Und die jungen Leute? Diese wollten oft - auch wegen der hohen Spritpreise - möglichst nahe an ihrem Arbeitsplatz leben. In den kleinen Moselorten gebe es aber wegen fehlender Industriebetriebe und Behörden kaum Jobs.
In fast allen Moselorten gibt es zwar in den Ortskernen zahlreiche leerstehende Häuser. Eine Sanierung inklusive einer energetischen Modernisierung sei aber oftmals teurer als ein Neubau. Viele Moselorte verfügen über genügend freie Grundstücke in den Ortslagen. Die Eigentümer seien aber nicht verkaufsbereit - vielleicht weil sie das Land für ihre Enkel aufsparen wollten oder sie hohe Preise verlangten. Allein Piesport, so Horsch, verfüge über 150 Grundstücke in der Ortslage. Manche Gemeinden versuchten mit der Ausweisung von Neubaugebieten junge Familien anzulocken. Im engen Moseltal sei das, unter anderem wegen der Landschaftsschutzverordnung, aber nur bedingt möglich. In der VG gibt es zurzeit nur im Ort Neumagen-Dhron ein Neubaugebiet mit 15 Bauplätzen. Ein weiteres Problem: Viele Dörfer auf dem Land sind schlecht an den öffentlichen Personennahverkehr angebunden. Horsch: "Das alles zusammengenommen sind sehr ungünstige Rahmenbedingungen." Deshalb sei eine Revitalisierung der alten Ortskerne eine der wichtigsten Zukunftsaufgaben.

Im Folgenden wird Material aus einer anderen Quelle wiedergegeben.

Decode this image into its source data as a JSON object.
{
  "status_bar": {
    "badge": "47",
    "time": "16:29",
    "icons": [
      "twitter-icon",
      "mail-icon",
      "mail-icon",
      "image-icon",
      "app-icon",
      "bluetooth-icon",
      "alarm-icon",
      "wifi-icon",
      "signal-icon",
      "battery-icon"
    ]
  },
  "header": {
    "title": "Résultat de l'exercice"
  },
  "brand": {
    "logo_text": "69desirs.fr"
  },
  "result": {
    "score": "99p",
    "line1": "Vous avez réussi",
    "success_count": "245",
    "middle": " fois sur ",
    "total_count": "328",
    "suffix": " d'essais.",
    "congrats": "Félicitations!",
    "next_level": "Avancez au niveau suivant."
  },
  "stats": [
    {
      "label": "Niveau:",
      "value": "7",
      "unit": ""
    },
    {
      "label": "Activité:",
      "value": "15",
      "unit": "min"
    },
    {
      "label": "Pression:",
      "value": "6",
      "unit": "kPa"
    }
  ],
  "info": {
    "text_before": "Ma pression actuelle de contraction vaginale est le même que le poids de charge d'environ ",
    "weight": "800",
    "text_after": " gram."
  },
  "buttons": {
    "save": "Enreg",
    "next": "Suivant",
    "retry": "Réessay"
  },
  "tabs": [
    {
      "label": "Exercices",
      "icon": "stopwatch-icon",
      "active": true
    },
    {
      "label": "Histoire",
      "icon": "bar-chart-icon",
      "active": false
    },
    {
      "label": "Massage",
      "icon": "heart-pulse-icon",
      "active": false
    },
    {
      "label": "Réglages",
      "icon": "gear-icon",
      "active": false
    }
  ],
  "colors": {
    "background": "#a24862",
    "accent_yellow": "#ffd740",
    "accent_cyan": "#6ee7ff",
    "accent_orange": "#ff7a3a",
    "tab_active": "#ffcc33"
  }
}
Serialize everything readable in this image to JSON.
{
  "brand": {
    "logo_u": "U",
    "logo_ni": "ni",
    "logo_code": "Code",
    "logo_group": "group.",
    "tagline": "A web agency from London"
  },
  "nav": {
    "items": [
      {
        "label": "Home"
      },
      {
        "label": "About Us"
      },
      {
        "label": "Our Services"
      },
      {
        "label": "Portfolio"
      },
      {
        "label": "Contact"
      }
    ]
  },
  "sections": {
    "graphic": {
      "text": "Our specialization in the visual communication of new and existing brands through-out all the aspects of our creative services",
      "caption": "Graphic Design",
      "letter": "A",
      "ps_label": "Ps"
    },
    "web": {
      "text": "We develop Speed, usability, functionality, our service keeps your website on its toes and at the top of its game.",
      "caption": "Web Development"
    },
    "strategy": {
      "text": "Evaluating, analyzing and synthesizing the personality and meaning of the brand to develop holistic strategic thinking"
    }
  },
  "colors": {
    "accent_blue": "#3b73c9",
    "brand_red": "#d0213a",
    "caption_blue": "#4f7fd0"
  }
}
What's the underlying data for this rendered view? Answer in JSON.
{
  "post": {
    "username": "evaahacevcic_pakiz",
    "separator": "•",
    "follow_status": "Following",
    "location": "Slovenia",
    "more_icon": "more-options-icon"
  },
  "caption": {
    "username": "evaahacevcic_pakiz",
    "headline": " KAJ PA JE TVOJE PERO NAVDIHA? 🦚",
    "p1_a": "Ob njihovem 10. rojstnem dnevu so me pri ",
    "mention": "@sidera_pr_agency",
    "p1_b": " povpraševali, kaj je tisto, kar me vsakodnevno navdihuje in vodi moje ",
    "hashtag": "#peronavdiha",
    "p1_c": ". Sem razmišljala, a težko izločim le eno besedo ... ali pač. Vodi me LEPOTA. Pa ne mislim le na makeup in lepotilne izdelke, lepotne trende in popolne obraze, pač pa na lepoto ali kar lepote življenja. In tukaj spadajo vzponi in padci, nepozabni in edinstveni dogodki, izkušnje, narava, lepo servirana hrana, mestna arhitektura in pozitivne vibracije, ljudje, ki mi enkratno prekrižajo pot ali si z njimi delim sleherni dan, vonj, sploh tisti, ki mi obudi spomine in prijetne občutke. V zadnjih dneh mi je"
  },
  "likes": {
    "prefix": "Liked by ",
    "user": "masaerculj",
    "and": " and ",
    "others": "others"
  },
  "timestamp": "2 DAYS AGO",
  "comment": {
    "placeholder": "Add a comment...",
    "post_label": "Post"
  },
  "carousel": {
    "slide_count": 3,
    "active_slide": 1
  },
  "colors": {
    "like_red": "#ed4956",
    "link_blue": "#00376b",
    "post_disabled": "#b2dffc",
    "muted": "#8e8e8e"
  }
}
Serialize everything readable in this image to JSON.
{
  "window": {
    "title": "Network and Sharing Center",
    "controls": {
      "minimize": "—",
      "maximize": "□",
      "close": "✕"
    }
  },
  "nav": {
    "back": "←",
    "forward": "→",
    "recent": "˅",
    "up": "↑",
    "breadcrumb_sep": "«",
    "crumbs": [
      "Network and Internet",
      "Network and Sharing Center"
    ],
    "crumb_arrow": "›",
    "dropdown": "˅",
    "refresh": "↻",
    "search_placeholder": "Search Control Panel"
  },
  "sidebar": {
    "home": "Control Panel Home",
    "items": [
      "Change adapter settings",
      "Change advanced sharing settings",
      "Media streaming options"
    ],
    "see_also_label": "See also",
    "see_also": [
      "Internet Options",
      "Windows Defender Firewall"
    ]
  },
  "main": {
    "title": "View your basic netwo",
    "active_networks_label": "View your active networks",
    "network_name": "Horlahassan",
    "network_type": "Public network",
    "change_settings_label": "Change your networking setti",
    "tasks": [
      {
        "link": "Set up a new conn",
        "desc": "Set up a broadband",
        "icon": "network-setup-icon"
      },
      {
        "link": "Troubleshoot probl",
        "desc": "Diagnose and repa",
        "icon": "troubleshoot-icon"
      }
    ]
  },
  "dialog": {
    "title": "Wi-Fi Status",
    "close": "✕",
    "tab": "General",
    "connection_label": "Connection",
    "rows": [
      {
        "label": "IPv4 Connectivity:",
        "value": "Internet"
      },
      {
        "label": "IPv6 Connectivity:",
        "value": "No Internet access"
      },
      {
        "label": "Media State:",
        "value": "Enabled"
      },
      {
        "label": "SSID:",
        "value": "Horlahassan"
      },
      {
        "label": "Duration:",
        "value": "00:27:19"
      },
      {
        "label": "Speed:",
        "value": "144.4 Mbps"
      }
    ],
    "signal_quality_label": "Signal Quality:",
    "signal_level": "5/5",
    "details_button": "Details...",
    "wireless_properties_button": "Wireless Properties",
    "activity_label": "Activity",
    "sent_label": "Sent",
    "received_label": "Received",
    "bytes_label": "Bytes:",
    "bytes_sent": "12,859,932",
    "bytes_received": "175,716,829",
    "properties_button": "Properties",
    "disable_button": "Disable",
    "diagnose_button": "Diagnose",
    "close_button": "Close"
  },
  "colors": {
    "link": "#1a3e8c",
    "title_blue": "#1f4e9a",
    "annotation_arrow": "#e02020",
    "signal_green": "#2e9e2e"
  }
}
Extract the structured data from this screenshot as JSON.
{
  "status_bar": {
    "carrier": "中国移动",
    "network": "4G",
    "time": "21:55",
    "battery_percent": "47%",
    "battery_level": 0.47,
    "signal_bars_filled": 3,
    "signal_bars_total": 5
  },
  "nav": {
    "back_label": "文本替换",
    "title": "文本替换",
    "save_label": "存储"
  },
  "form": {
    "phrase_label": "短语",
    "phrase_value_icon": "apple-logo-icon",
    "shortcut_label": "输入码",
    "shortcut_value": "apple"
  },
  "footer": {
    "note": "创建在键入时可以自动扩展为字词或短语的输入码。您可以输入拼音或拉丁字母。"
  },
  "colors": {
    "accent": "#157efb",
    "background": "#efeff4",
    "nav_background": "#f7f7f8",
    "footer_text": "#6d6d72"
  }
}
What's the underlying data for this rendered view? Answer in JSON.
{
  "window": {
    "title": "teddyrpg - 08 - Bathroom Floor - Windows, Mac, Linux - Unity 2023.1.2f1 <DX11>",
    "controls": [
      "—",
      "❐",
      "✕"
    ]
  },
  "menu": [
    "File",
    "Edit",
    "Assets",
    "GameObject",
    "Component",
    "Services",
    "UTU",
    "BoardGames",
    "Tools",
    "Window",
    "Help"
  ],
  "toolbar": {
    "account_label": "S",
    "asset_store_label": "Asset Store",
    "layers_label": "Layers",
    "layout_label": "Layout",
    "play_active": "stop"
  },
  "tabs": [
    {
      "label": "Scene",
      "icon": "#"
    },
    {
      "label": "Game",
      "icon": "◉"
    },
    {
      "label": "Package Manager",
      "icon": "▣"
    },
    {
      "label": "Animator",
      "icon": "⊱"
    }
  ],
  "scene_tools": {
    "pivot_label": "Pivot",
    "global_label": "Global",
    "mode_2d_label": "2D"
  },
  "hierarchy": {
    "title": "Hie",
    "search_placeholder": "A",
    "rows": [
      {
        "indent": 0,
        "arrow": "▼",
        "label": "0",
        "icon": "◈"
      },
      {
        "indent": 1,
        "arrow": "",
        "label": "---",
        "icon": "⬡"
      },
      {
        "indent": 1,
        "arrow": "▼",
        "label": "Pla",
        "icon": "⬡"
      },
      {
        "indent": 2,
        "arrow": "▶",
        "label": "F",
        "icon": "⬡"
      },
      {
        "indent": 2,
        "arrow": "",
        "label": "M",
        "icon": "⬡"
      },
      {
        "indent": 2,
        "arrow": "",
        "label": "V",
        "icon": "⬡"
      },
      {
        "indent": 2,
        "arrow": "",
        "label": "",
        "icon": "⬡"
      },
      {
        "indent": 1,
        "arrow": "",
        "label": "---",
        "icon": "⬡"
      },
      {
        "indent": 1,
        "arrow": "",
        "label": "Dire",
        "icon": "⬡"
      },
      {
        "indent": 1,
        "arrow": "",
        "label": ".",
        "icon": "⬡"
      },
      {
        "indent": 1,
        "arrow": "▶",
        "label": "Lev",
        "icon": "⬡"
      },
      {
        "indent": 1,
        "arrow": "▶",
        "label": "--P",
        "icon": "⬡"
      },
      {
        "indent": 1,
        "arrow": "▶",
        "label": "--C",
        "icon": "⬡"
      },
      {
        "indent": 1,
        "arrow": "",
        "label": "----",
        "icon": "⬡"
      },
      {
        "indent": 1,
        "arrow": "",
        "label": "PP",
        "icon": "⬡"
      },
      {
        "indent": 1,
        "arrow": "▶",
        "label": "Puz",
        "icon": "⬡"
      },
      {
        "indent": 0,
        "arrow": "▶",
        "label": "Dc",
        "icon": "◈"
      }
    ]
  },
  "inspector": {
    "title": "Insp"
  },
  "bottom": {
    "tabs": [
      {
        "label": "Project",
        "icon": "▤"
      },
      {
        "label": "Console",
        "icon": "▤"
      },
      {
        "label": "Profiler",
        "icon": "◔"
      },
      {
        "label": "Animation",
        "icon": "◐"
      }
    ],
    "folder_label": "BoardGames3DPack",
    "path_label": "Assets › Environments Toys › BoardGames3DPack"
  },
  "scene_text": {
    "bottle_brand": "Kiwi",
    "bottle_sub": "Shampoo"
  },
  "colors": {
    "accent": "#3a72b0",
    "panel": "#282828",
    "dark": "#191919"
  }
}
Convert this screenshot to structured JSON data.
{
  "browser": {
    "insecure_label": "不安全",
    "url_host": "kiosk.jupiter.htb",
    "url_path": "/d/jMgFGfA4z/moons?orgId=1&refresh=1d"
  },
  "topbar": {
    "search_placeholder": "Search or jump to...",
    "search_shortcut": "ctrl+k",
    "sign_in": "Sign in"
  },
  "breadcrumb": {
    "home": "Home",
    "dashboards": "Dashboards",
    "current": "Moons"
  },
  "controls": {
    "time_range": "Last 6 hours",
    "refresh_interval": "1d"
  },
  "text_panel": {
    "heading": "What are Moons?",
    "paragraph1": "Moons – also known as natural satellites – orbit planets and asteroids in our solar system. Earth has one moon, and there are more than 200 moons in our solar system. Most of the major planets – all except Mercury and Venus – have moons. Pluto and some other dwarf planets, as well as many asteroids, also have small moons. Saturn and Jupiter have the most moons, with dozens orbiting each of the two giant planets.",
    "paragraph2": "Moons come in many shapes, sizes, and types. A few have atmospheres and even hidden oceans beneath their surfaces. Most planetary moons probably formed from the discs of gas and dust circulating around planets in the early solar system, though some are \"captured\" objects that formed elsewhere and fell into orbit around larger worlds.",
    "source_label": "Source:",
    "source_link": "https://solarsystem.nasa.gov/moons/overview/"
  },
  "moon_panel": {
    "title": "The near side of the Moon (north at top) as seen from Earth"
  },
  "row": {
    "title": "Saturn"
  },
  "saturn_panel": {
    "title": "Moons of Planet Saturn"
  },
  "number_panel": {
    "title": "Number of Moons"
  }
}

Bürgerengagement ist gefragt


Raumplaner Karl Ziegler von der Uni Kaiserslautern sagt dazu: "Trotz Handelns wird in manchen Gemeinden ein Ausbluten der Ortskerne nicht zu vermeiden sein. Das Engagement der Menschen im Ort wird dabei eine große Rolle spielen. Ortsbürgermeister sollten mit den Leuten einen offenen Dialog führen, wie in Zukunft in ihrer Gemeinde sozialverträglich und sozialökonomisch gewohnt werden kann und was jeder in Form von Bürgerengagement beitragen kann."